Senate Finance Committee Chairman Orrin Hatch amended the Senate's Tax Cuts and Jobs Act Tuesday afternoon to repeal the tax penalty for the uninsured in the Affordable Care Act, make the 20% corporate tax rate permanent and provide more tax relief for pass-through businesses.
The updated chairman's mark of the legislation also incorporates amendments that were filed by both finance committee Republicans and Democrats.
Other modified provisions include reducing individual rates in some of the tax brackets, from the current 22.5% to 22%; 25% to 24%; and 32.5 to 32%. The child tax credit is also doubled, from the current $1,000 to $2,000.

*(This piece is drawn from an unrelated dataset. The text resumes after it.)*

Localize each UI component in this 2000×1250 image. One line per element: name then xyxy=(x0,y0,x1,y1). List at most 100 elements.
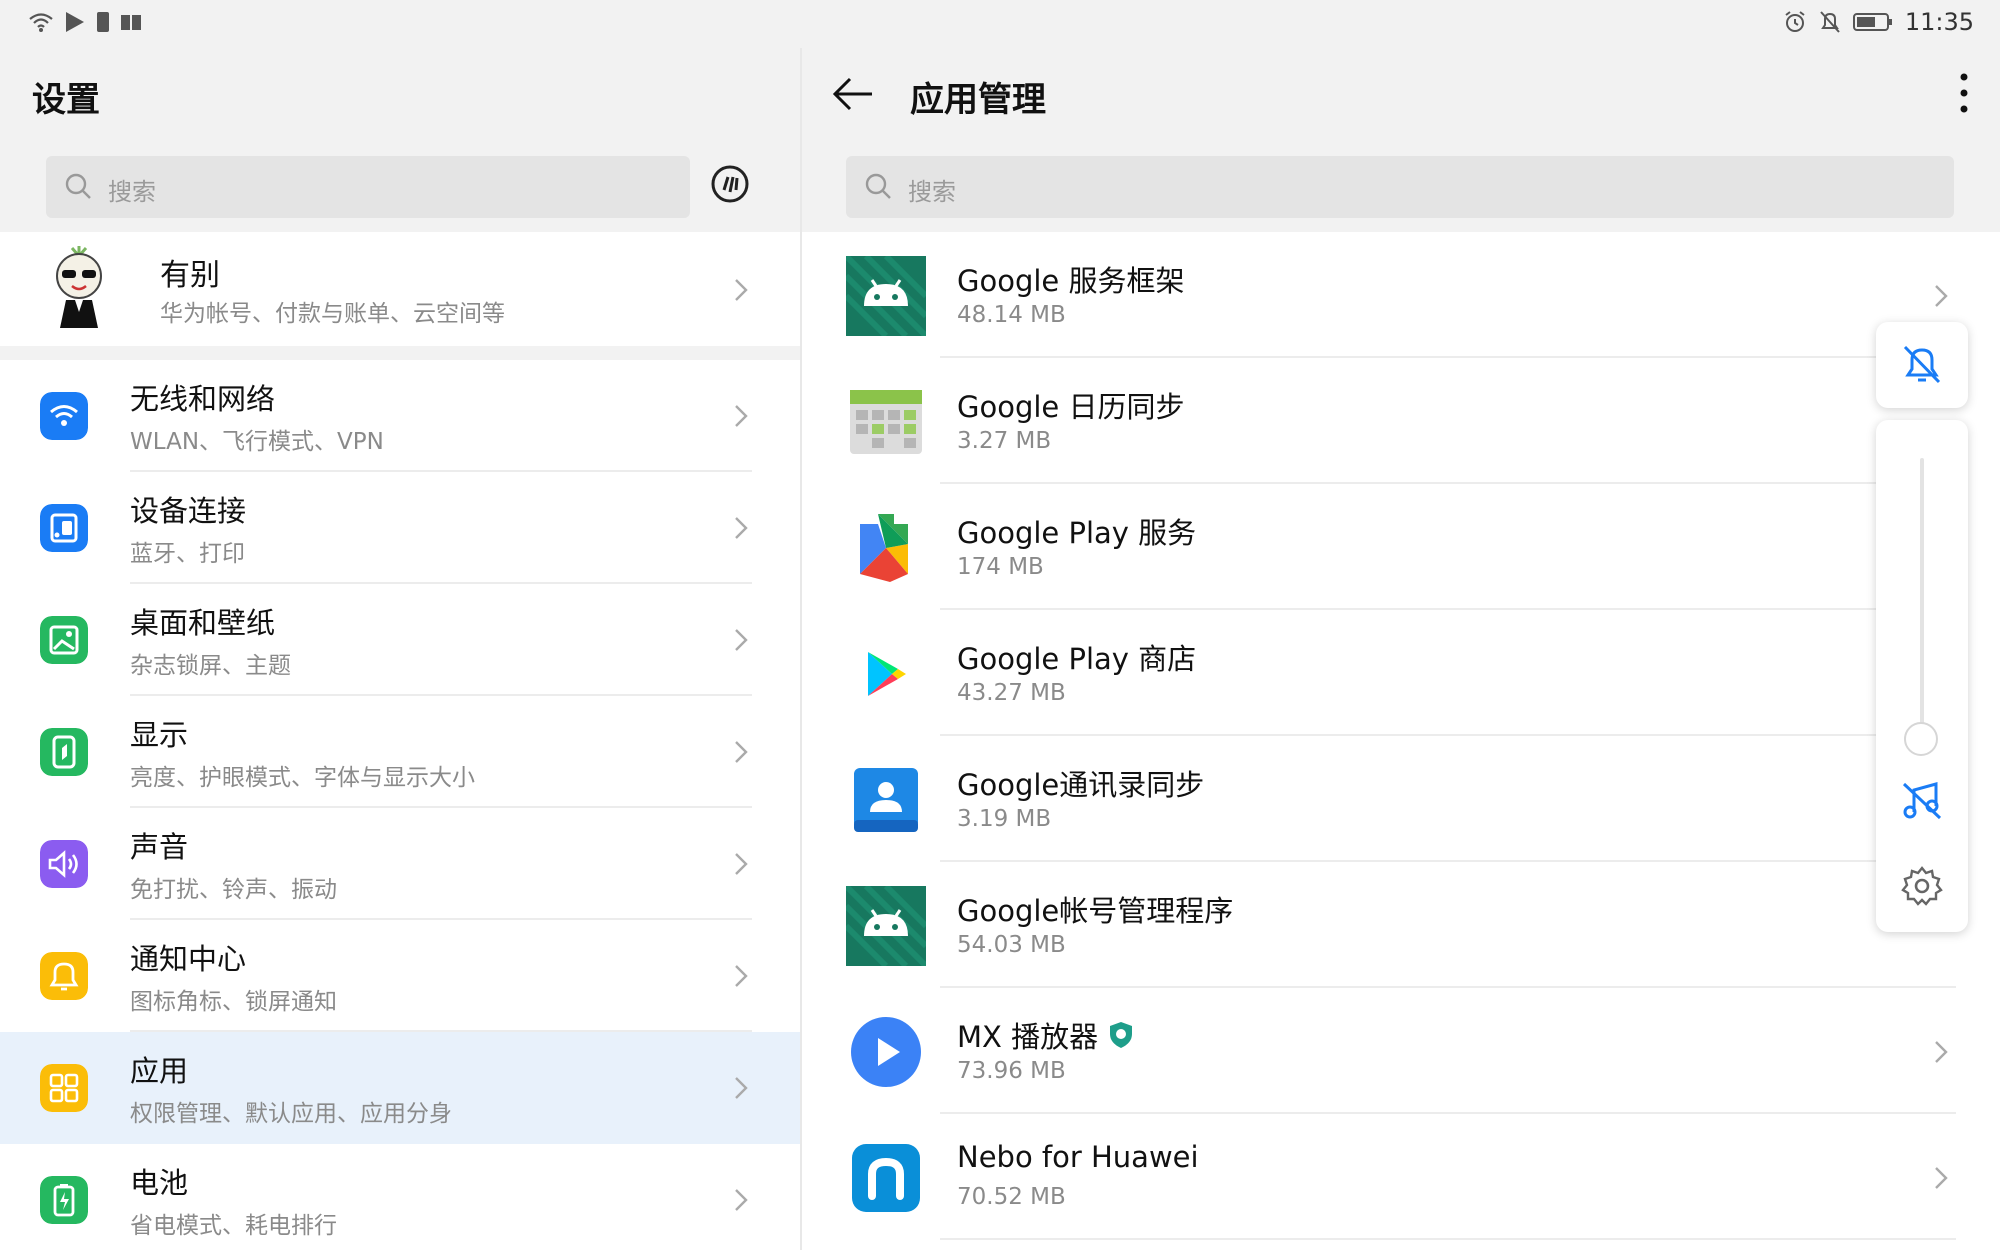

Greg Valliere, chief global strategist for Horizon Investments, said Wednesday morning that the bill's provision killing the individual health mandate "complicates the entire tax bill."
Valliere notes that House GOP leaders had rejected the idea of attaching the Obamacare provision to their tax bill, which should pass on the House floor Thursday or Friday.
"House Republicans would gladly agree in a conference committee to kill the main provision of Obamacare," he wrote, "but the key issue obviously comes first – are there are enough votes to do that in the full Senate?"
Noting how the Obamacare bill failed in the Senate months ago, "the same cast of characters could oppose it: GOP Sens. Susan Collins, Lisa Murkowski and John McCain (although the latter may vote for the bill)," Valliere said. Other possible no votes could come from Sens. Jeff Flake and Bob Corker, "who are opposed to a tax bill that could lose $1.5 trillion."
The Senate Finance Committee continued marking up the bill Wednesday morning. The Senate hopes to vote on the bill on Thursday.
Senate Democratic leader Chuck Schumer said Wednesday morning that with the modified plan, "Republicans have put themselves between a rock and a hard place: dramatic tax increases on the middle class or a huge hole in the deficit."